A AB purchased manufacturing services of its subsidiary B AS, which had its headquarters in Estonia. The internal pricing of services had since July 2004 been under the net margin method. The price data beside B AS’s realized expenses also included half of the so-called location-savings. On taxation of A AB approved as deductible expenditure only B AS’s actual expenses plus a calculated profit margin.
The Supreme Administrative Court stated that A AB in Finland did not have such manufacturing as B AS was conducted in Estonia during the tax year. B AS’s production of the products differed substantially from A ABs former manufacturing in Finland, where A AB had manufactured the products by hand. Most of the new working methods and stages developed in Estonia had never been used in Finland. Hence the situation was not comparable to the location savings by moving the activities as described in the OECD report, and the pricing of would not be judged on the basis of the principles according to the OECD report in such situations. The base price was not included, the calculated benefits for A AB of the subsidiary’s manufacturing costs being lower than the estimated costs that the company would have had if it had manufactured products in Finland.

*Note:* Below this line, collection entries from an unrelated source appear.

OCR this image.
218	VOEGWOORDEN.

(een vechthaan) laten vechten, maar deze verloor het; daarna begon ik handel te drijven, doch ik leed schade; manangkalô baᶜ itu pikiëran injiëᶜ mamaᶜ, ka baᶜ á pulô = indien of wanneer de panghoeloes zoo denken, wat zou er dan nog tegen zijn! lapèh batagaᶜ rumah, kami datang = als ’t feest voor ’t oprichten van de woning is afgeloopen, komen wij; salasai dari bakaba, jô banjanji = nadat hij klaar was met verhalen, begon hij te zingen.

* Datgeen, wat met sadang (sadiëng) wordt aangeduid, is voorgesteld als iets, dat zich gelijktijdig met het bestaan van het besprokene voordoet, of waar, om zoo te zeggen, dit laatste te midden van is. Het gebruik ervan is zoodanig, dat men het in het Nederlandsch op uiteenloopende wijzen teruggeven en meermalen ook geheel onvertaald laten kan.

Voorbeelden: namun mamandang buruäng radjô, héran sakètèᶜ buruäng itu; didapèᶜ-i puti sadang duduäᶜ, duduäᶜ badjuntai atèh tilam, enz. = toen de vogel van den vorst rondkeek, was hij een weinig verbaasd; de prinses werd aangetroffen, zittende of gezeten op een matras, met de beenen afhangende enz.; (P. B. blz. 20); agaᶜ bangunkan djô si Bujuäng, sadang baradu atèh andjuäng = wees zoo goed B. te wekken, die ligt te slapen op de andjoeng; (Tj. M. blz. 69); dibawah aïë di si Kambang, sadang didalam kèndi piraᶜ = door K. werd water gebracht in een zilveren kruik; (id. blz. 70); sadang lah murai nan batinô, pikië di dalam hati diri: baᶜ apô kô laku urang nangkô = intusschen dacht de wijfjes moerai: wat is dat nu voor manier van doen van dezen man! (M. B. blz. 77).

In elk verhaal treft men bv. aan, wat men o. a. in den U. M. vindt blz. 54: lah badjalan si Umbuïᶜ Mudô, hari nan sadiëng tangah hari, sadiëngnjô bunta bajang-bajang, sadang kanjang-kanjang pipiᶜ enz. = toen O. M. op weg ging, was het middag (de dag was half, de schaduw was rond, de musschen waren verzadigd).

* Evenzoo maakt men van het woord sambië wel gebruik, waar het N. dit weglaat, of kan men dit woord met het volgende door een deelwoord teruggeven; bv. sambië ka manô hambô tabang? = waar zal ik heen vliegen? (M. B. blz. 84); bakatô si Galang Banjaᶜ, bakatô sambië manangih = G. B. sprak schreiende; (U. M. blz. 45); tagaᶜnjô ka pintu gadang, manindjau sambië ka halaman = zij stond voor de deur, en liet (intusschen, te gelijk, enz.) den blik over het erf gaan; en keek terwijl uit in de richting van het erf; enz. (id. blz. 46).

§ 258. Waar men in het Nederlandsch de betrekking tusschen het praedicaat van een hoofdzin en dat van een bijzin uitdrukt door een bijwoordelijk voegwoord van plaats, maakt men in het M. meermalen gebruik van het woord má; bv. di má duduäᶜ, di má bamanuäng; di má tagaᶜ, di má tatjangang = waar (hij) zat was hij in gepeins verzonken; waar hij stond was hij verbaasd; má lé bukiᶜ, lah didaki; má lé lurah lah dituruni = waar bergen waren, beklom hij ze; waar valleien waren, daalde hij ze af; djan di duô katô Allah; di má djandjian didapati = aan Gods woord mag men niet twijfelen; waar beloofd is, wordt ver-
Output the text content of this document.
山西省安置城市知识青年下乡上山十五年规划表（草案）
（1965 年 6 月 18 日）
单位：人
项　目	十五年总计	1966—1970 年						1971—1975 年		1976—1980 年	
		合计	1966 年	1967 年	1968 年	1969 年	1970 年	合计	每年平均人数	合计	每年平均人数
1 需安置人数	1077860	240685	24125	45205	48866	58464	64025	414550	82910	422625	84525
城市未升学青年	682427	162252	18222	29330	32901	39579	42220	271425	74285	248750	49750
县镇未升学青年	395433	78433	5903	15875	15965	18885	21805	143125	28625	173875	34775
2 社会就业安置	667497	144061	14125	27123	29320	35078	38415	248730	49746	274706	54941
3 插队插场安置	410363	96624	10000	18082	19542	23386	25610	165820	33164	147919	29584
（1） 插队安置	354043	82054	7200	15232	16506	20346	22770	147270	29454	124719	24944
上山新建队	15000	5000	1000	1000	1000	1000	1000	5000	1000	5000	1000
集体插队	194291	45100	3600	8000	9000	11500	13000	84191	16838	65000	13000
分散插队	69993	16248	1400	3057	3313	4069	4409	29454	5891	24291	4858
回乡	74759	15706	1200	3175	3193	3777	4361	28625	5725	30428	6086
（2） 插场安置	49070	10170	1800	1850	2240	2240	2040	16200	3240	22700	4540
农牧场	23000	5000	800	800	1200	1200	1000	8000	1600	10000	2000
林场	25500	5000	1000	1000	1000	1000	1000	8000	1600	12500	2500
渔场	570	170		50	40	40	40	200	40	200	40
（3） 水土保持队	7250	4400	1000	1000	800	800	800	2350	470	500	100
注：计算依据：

The market-based internal price for contract manufacturing could be determined by using the net margin method so that it was based on comparable companies’ profit margins. In assessing which companies were comparable, in addition to other factors would be taken into account that B AS had its business in a country where costs were low and therefore had the opportunity for a larger margin than companies in countries where costs were higher. In determining the profit margin had to take account of A ABs and B AS’s supposed negotiating power in the event that they had been independent company. B AS was not the holders of intellectual property rights or particularly high-class know-how or technology that would have formed the basis for a high profit margin. Within the company, however, were developed manufacturing processes so that it was suitable for large scale production, and B AS had acquired significant expertise in the production. It was therefore reasonable to expect a higher profit margin for the B AS than comparable companies in the A AB’s documentation.